Is a Thirteen Ghosts DVD sounbd rip possible, or is there taling over those incantations?

I know one of my favorite spooky sound bytes came from the House Of 1000 Corpses movie where they're lowering the two people down into the ground. They turn on a cassette player which has a real slowed down version of a segemtn of an Anton Lavey (I think) poem.
Here it is:

*Bury Me In The Nameless Grave.....*


----------



## frightdeveloper (Jul 16, 2007)

Halloweiner said:


> Is a Thirteen Ghosts DVD sounbd rip possible, or is there taling over those incantations?
> 
> I know one of my favorite spooky sound bytes came from the House Of 1000 Corpses movie where they're lowering the two people down into the ground.
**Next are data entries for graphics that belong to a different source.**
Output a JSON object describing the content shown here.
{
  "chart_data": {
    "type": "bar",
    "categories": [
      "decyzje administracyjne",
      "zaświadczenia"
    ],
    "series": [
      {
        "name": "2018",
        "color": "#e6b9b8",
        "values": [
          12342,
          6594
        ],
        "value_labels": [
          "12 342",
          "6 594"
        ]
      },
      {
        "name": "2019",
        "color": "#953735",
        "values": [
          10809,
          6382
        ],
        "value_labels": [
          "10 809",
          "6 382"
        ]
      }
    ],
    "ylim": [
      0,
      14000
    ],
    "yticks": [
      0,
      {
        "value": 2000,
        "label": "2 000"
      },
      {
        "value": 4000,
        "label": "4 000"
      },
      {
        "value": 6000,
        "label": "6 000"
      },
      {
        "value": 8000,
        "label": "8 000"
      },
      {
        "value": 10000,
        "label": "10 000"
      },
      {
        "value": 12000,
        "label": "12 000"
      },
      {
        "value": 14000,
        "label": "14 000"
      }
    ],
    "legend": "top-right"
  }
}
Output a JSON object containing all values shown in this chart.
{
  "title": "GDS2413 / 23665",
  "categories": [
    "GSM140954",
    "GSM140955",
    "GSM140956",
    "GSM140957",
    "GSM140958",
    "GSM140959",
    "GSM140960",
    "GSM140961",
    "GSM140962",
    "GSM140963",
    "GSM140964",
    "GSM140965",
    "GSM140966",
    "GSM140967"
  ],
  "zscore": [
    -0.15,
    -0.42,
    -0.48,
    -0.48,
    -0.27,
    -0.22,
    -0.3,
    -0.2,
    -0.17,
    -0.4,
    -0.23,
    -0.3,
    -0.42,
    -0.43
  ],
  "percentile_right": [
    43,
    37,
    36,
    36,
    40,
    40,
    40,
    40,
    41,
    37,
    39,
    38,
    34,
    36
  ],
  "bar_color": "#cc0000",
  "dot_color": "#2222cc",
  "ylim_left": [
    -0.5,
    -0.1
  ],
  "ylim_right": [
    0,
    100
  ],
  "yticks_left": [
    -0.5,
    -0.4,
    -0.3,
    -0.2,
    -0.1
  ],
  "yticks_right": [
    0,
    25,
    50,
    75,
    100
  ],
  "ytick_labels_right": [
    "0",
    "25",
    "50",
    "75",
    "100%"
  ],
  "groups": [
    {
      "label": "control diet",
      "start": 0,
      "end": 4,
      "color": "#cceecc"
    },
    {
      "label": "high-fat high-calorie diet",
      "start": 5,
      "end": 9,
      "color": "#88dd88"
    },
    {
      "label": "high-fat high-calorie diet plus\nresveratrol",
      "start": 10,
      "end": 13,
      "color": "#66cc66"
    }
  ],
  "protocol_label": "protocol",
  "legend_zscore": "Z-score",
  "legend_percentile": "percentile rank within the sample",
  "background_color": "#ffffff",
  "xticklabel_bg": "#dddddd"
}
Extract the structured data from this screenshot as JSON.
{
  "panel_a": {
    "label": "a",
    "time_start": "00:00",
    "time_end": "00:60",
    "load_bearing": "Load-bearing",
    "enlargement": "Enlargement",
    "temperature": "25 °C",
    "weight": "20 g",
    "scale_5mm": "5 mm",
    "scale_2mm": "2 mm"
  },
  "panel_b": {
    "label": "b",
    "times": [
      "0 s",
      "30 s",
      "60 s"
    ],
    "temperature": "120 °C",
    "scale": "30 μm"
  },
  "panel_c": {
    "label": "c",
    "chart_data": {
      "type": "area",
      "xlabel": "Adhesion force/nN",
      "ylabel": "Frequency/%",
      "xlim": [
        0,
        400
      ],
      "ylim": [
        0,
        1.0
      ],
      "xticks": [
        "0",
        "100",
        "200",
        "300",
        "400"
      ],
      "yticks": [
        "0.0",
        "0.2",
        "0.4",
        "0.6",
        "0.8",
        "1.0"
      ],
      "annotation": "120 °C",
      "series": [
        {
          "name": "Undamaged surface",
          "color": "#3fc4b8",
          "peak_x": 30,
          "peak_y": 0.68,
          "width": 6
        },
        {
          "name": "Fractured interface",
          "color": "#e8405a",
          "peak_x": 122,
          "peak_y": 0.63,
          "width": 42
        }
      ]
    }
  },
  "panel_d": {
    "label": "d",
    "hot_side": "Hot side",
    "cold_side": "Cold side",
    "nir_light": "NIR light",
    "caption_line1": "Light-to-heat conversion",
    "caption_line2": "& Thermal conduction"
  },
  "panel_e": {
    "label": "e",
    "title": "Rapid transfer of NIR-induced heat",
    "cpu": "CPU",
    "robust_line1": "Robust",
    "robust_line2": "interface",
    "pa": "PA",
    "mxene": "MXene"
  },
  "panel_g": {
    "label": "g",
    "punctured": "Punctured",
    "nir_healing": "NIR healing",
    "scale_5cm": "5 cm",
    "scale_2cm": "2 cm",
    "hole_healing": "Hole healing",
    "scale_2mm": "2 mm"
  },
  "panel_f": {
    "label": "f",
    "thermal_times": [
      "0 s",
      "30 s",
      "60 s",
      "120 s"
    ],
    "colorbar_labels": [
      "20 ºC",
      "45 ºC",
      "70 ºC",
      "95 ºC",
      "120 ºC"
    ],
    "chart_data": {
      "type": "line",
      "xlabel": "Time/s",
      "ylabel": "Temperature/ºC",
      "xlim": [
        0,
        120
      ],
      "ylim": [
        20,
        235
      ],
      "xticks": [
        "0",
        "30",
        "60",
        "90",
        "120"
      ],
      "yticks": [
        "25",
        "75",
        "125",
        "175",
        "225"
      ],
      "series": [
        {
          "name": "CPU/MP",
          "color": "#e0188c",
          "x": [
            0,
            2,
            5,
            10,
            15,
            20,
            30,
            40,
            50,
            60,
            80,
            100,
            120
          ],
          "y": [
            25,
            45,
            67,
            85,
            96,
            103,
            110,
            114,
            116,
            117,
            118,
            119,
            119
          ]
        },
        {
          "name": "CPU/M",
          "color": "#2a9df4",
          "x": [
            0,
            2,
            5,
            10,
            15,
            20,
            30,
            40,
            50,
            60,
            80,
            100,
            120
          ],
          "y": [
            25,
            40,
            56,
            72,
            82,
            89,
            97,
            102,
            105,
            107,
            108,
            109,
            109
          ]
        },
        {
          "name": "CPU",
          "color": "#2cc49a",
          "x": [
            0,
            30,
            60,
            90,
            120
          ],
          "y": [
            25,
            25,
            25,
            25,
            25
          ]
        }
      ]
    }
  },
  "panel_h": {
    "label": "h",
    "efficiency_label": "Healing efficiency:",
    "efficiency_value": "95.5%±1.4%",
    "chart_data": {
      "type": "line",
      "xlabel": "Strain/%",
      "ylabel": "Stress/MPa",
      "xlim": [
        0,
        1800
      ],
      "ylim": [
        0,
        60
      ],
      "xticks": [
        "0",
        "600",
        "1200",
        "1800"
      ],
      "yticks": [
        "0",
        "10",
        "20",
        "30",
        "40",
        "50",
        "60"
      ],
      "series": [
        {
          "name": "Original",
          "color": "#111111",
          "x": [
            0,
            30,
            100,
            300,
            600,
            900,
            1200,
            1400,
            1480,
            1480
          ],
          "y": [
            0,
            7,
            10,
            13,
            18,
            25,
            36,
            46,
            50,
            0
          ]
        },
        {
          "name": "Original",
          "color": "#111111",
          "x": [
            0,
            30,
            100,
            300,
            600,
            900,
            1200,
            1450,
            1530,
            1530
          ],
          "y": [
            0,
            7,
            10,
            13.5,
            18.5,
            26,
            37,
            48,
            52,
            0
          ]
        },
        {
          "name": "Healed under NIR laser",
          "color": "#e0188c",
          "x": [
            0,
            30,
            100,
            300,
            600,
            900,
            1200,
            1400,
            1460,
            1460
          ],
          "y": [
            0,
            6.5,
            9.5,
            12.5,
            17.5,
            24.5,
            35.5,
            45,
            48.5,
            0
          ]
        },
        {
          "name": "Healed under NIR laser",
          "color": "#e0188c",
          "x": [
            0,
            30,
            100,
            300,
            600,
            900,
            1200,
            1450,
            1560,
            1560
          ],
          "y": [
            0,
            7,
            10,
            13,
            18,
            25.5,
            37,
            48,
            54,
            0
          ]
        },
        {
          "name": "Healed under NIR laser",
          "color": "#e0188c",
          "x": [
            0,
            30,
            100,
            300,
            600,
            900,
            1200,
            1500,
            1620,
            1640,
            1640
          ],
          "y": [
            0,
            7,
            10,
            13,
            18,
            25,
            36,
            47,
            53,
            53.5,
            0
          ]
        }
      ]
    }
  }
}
They turn on a cassette player which has a real slowed down version of a segemtn of an Anton Lavey (I think) poem.
> Here it is:
> ...


Halloweiner,

I believe I looked into ripping the sound from the DVD I have, but these sound bytes were interlaced with sound effects and speech. I have always been hopeful to find the sounds themselves, or something very similar.

and thanks for the link - been perusing that site for a while now & not getting my work done


----------



## Halloweiner (Oct 2, 2003)

Sorry the link doesn't work for my sound byte. i forgot I had hotlinking turned off for bandwidth reasons.


----------



## Morbius J Kromwell (Aug 18, 2007)

You can get a few free sounds from Gravecast.com as well.


----------